A proposal to freeze the Gemini specification
Solderpunk
solderpunk at posteo.net
Tue Oct 26 18:17:59 BST 2021
On 25.10.2021 23:27, almaember wrote:
> 1. Gemini has been in use by a large number of people for years now,
> without a major change to the specification.
>
> 2. The mailing list represents a minority of the users and
> implementers of Gemini.
>
> 3. For the vast majority of users and implementers, the specification
> hosted on gemini.circumlunar.space (from now: Spec0) remains the
> authoritative description of the protocol.
I completely agree on all three points.
> It has been proven in practice that Gemini functions well, and that no
> additional features were strictly necessary.
I don't currently plan to add any new features.
> I believe, that in order to avoid more controversy, incompatibility
> between implementations, and power struggles, we should freeze the
> specification permanently.
Consider it "feature frozen". There's still some stuff which I think
ought to be done. But I do not anticipate making any changes which
could not be fairly classed as "tidying up technical loose ends". I
can't promise nobody will have to change a single line of code in their
clients/servers, but I'm not going to do anything which is going to
cause widespread substantial breakage. Ordinary end users probably
won't notice anything changing.
> Side note regarding Sp.'s return: With all due respect, I do not
> believe that you can realistically call yourself the dictator of the
> project. At most you can claim to rule this mailing list, which per
> axiom №2 is only a minority of the actual community. While I respect
> your role in the creation of the protocol (i.e., the whole of the
> original design), Gemini has grown larger than what a single BDFL can
> control. Especially after disappearing for months, I do not think we
> should consider your opinion worth any more than that of any other
> user of this mailing list.
I realise you've retracted this review in another post. I'm going to
briefly address it otherwise because I suspect there may be other people
who still feel this way.
Look, to some extent, I get where you are coming from. The folk notion
of BDFL can only be pushed so far. If I had disappeared for ten years
and the project had flourished under alternate leadership and then I
sprang back from the void and claimed that since I never formally
relinquished BDFL-status I still had the divine right to undo the
previous decade of change willy-nilly, nobody would think that was fine.

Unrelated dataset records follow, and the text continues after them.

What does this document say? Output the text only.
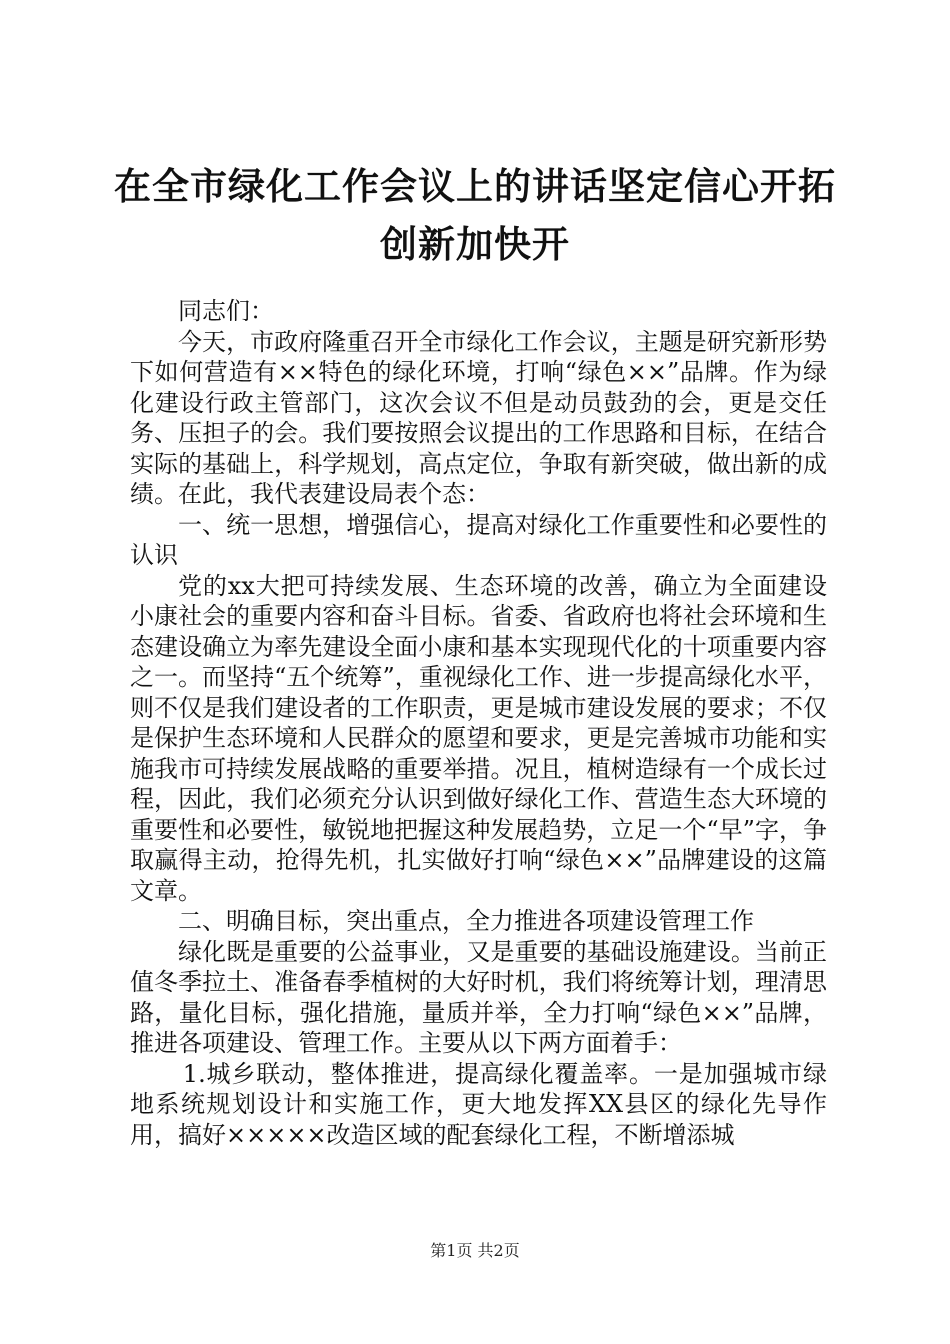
在全市绿化工作会议上的讲话坚定信心开拓创新加快开

同志们：

今天，市政府隆重召开全市绿化工作会议，主题是研究新形势下如何营造有××特色的绿化环境，打响“绿色××”品牌。作为绿化建设行政主管部门，这次会议不但是动员鼓劲的会，更是交任务、压担子的会。我们要按照会议提出的工作思路和目标，在结合实际的基础上，科学规划，高点定位，争取有新突破，做出新的成绩。在此，我代表建设局表个态：

一、统一思想，增强信心，提高对绿化工作重要性和必要性的认识

党的xx大把可持续发展、生态环境的改善，确立为全面建设小康社会的重要内容和奋斗目标。省委、省政府也将社会环境和生态建设确立为率先建设全面小康和基本实现现代化的十项重要内容之一。而坚持“五个统筹”，重视绿化工作、进一步提高绿化水平，则不仅是我们建设者的工作职责，更是城市建设发展的要求；不仅是保护生态环境和人民群众的愿望和要求，更是完善城市功能和实施我市可持续发展战略的重要举措。况且，植树造绿有一个成长过程，因此，我们必须充分认识到做好绿化工作、营造生态大环境的重要性和必要性，敏锐地把握这种发展趋势，立足一个“早”字，争取赢得主动，抢得先机，扎实做好打响“绿色××”品牌建设的这篇文章。

二、明确目标，突出重点，全力推进各项建设管理工作

绿化既是重要的公益事业，又是重要的基础设施建设。当前正值冬季拉土、准备春季植树的大好时机，我们将统筹计划，理清思路，量化目标，强化措施，量质并举，全力打响“绿色××”品牌，推进各项建设、管理工作。主要从以下两方面着手：

1.城乡联动，整体推进，提高绿化覆盖率。一是加强城市绿地系统规划设计和实施工作，更大地发挥XX县区的绿化先导作用，搞好×××××改造区域的配套绿化工程，不断增添城

第1页 共2页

And I get that I haven't been a very responsible leader this year. I'm
sorry. People are entitled to be somewhat disgruntled. Anybody who
knows me knows I'm much more of an idealist than a pragmatist, but at
this point, to people questioning the legitimacy of my return to
leadership, I really have to ask whether you honestly think, as a purely
practical matter, that there's an alternative which is going to lead to
a better result? 10 years of bikeshedding and slippery slope expansion
under "design by committee" seems like the *best* we could hope for. At
worst, we could end up with warring factions and multiple threads of
incompatible parallel development of dubious legitimacy. I actually
think the tremendous diversity of implementations we already have would
act as an effective countermeasure to drastic change happening under
that second scenario - and that is exactly by design - but I don't care
to put that theory to the test. Me coming back, kicking ass and chewing
bubblegum seems likely to be both the *least* contested approach amongst
the broader community and also the *least* likely to result in big
changes. It may not be perfect, but it's probably going to work pretty
well - hopefully like Gemini itself. :)
Cheers,
Solderpunk
PS: Don't worry, I've got plenty of gum.